Further thoughts on Ad-blocking

part 2

Ad blocking on iOS is a wake-up call to the ad ecosystem and the publishing ecosystem.

Ad blockers are paid, not free.

One point has not been stressed enough in this debate. Unlike desktop browsers, (most) Ad blockers are paid on iOS (and they keep coming).

For the first time *ever* consumers have to pay to get ad blocking service working (on their smartphone). This is a very important paradigm change showing how much users really want this. Maybe this is also what has spiked this debate to a new high because for the first time you could see clearly that ad blockers are not just taking money away from content owners, they are also making money. More than some of them even.

I wonder if Apple will even take a step further and feature some of those apps. After all this is one of the new innovation of iOS9 and they like to feature apps who leverage the OS capacity. Let’s monitor.

Ad-blocker core issue: On by default

The main argument for justifying the necessity of ad blocking is that it allows users to remove abuses from ad network and publishers who overload their site with crapware and crap ads.

The problem is that once an ad blocker is on there is no room for second thoughts. Everything gets blocked. And i don’t expect consumers to whitelist actively content owners once ad blockers are on. Because, you know, it’s easy

I had the problem this morning with an article of 9to5mac where a youtube video was blocked (probably because it had a pre roll ad or something). On the other side it had a crap ad once i whitelisted the site (see above). This made me realize that once an ad blocker is on, everything get swallowed up. You have no second chance. (and save me the part with the whitelisting this, which i suspect no one does)

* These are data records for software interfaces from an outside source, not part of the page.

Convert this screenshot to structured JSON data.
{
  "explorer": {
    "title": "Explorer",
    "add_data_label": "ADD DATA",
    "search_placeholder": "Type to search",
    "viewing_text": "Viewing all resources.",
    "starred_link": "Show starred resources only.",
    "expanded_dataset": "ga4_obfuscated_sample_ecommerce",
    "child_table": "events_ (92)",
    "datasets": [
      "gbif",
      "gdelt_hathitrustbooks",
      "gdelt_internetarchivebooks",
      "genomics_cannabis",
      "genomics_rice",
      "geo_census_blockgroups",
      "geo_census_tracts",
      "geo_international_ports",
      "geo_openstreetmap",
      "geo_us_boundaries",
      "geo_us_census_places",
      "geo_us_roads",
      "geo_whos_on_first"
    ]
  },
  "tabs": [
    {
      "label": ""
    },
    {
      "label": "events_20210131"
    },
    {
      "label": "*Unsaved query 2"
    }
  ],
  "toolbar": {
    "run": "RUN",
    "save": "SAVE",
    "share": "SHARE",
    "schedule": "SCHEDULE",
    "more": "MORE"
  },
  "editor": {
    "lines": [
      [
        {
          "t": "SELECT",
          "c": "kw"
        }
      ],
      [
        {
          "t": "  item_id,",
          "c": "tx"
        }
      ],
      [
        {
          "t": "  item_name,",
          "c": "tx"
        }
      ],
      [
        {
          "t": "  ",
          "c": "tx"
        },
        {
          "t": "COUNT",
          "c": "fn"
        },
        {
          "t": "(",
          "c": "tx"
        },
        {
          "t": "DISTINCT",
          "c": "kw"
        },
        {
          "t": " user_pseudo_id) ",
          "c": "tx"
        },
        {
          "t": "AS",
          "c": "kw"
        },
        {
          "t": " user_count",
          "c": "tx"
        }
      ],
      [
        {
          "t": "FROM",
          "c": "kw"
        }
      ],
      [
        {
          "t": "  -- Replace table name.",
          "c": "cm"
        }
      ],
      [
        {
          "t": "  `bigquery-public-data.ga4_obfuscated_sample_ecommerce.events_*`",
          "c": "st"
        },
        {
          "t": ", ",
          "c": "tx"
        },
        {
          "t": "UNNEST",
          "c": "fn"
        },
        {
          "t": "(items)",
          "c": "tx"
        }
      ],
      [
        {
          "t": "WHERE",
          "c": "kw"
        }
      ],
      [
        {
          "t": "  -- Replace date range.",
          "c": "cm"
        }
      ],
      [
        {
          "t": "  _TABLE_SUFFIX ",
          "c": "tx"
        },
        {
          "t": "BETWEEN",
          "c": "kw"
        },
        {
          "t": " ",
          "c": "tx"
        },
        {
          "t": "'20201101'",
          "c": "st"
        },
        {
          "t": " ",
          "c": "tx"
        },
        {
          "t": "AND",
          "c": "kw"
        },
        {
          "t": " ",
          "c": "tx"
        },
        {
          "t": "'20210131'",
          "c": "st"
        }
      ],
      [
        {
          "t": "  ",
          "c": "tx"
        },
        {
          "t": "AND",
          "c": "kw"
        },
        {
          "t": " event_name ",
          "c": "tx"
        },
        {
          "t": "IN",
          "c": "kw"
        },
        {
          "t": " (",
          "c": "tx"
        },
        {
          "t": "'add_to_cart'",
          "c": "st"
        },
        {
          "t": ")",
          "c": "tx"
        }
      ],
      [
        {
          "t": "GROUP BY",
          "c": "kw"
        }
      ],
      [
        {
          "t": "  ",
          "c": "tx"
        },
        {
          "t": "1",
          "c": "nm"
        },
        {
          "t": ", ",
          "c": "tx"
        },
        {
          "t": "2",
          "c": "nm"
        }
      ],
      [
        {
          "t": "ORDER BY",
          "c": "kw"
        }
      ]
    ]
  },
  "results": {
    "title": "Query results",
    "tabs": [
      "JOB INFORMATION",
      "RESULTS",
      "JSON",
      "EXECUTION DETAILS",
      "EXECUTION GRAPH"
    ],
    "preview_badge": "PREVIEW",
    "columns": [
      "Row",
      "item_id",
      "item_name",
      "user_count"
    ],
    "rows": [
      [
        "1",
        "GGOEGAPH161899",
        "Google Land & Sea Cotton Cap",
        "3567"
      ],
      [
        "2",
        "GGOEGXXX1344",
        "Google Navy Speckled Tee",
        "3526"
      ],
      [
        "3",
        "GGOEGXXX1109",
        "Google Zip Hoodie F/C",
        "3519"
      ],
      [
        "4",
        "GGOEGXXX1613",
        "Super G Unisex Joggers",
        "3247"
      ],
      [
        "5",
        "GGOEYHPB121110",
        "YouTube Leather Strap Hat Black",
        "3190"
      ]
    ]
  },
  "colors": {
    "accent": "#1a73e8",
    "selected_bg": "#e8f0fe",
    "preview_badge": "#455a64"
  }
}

Ad blockers mechanism is flawed at the core: it’s on at the core and basically says “every ad and tracker” is bad. “Oh, but don t worry you can “control” that. Of course, that rarely happens.

Ad blockers have a systemic/systematic approach to the problem they want to solve. And *that* is what is so wrong about it.

There is nothing wrong in getting rid of crapware. But to use that reason to get rid of everything is just WRONG.

An ad-blocker but for Publishers

I have been working with hundreds of publishers. It’s pretty amazing how most of them have zero idea of what ads are running on their site. For a simple reason: it is not possible to monitor it (except for ads you sell directly, and even in that case only the sales team would know). Publishers are as blind as users on their site. At least the editorial/ UX people part of the publishers.

Can it be fixed? Not with the current tools. Every ad network has an “exclude” option to remove some advertisers or categories. But those tools are cumbersome and rarely useful in addition to be limited

A real game changer though would be to enable key people in a publisher team in charge or editorial and policy to block bad ads. An ad blocker for publishers only: but it would not block the ad right away. What it would do: it would mutualize signals from hundreds of publishers back to the ad network to delist some advertisers. That would be incredibly powerful

Was Peace issue the product or the success?

What if peace was only moderately successful? would that have changed Marco Arment position? Or is the excess of success what triggered the decision? If the real problem what the principle of ad blocking as an “all or nothing at all” approach then it should not have been launched in the first place. Right? Marco could have changed his mind before launching the product because he knew about the lack of “control” and exceptions.

Why did he still decide to launch it? Probably because he hates ads more than he loved his product.